Natchez pastor celebrating 30 years
Published 12:02 am Saturday, July 12, 2014
NATCHEZ — If someone told Rev. LeRoy White he would be celebrating 30 years in the ministry 20 years ago, he wouldn’t have believed them.
When he came to Natchez in 1998, he said he was coming to retire, but July 27 he will be celebrating in a church he helped create with people gathered together.
White was born in Natchez and moved to California after he retired as a Major in the Air Force.
He worked in construction for several years, then White said he had the call to join the ministry in 1984, preaching at Kyles Temple African American Episcopal Church in Sacramento before serving at more churches.
In 1998, White came back to Natchez to spend time with his father.
“When I got back, I didn’t intend to pastor again, I was planning on coming here and retiring,” White said. “But it didn’t happen that way. I opened my mouth.
“I started telling people about the Lord, I started preaching everywhere and I had several churches asking me to become pastor.”
By 2005, he was preaching every weekend around the Miss-Lou in five different churches.
White said in 2006 he had a vision of putting all of his churches together.
“The spirit spoke to me and said ‘Well, put them all together,’ and that’s what we did,” White said. “That’s why the church is called New Beginnings, because it’s a new beginning for all of us.”
New Beginnings is not the first thing White oversaw the creation of in Natchez.
After White’s attempt at retiring he helped establish the Boys and Girls Club in Miss-Lou, he was chairman of the board of directors of the Natchez Museum of African American Preservation, the Economic Development Board and the Saddie V. Thompson Era Foundation.
“I should have kept my mouth shut,” White said, jokingly.
White said that he could not be a pastor without a passion for his work, and also compassion.
“You have to have love for people,” White said. “You have to have compassion.

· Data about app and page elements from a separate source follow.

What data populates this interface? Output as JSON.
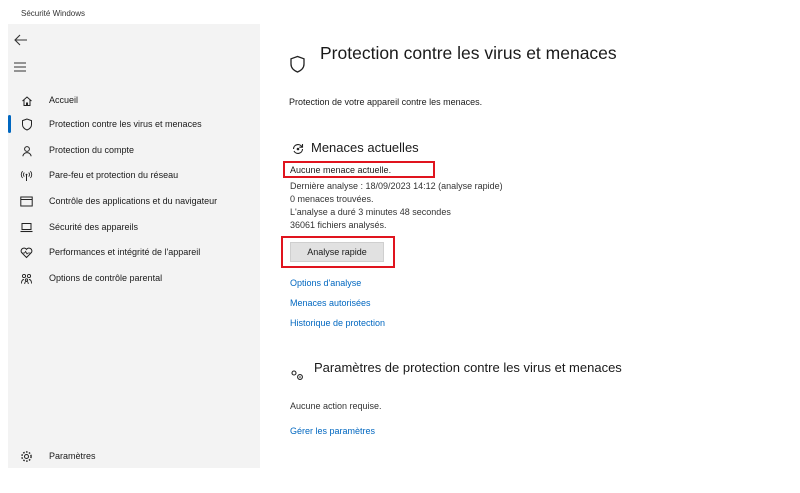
{
  "window": {
    "title": "Sécurité Windows"
  },
  "sidebar": {
    "items": [
      {
        "label": "Accueil",
        "icon": "home-icon"
      },
      {
        "label": "Protection contre les virus et menaces",
        "icon": "shield-icon"
      },
      {
        "label": "Protection du compte",
        "icon": "person-icon"
      },
      {
        "label": "Pare-feu et protection du réseau",
        "icon": "wifi-antenna-icon"
      },
      {
        "label": "Contrôle des applications et du navigateur",
        "icon": "browser-window-icon"
      },
      {
        "label": "Sécurité des appareils",
        "icon": "laptop-icon"
      },
      {
        "label": "Performances et intégrité de l'appareil",
        "icon": "heart-icon"
      },
      {
        "label": "Options de contrôle parental",
        "icon": "family-icon"
      }
    ],
    "settings_label": "Paramètres"
  },
  "main": {
    "title": "Protection contre les virus et menaces",
    "subtitle": "Protection de votre appareil contre les menaces.",
    "current_threats": {
      "heading": "Menaces actuelles",
      "status": "Aucune menace actuelle.",
      "last_scan": "Dernière analyse : 18/09/2023 14:12 (analyse rapide)",
      "threats_found": "0 menaces trouvées.",
      "duration": "L'analyse a duré 3 minutes 48 secondes",
      "files_scanned": "36061 fichiers analysés.",
      "quick_scan_button": "Analyse rapide",
      "links": [
        "Options d'analyse",
        "Menaces autorisées",
        "Historique de protection"
      ]
    },
    "settings_section": {
      "heading": "Paramètres de protection contre les virus et menaces",
      "status": "Aucune action requise.",
      "manage_link": "Gérer les paramètres"
    }
  },
  "colors": {
    "accent": "#0067c0",
    "highlight": "#e0141e",
    "sidebar_bg": "#f3f3f3"
  }
}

“You have to remember not everyone will be with you, everyone is not going to love you, everyone is not going to think you are doing the right thing, but despite all that you still have to love people.”
White said he still plans on retiring from being a pastor. He said he wants to put all his things on a trailer and see the parts of the country he was not seen yet.
But even after he stops being a pastor, White said he would never stop preaching.
The service will be at 11 a.m. Two churches will be represented, New Beginnings Missionary Baptist Church and Zion Hill Baptist Church in Ferriday.
Rev. C. Edwards Rhodes will be the minister over the service, and Katie Moore will be the Mistress of Service.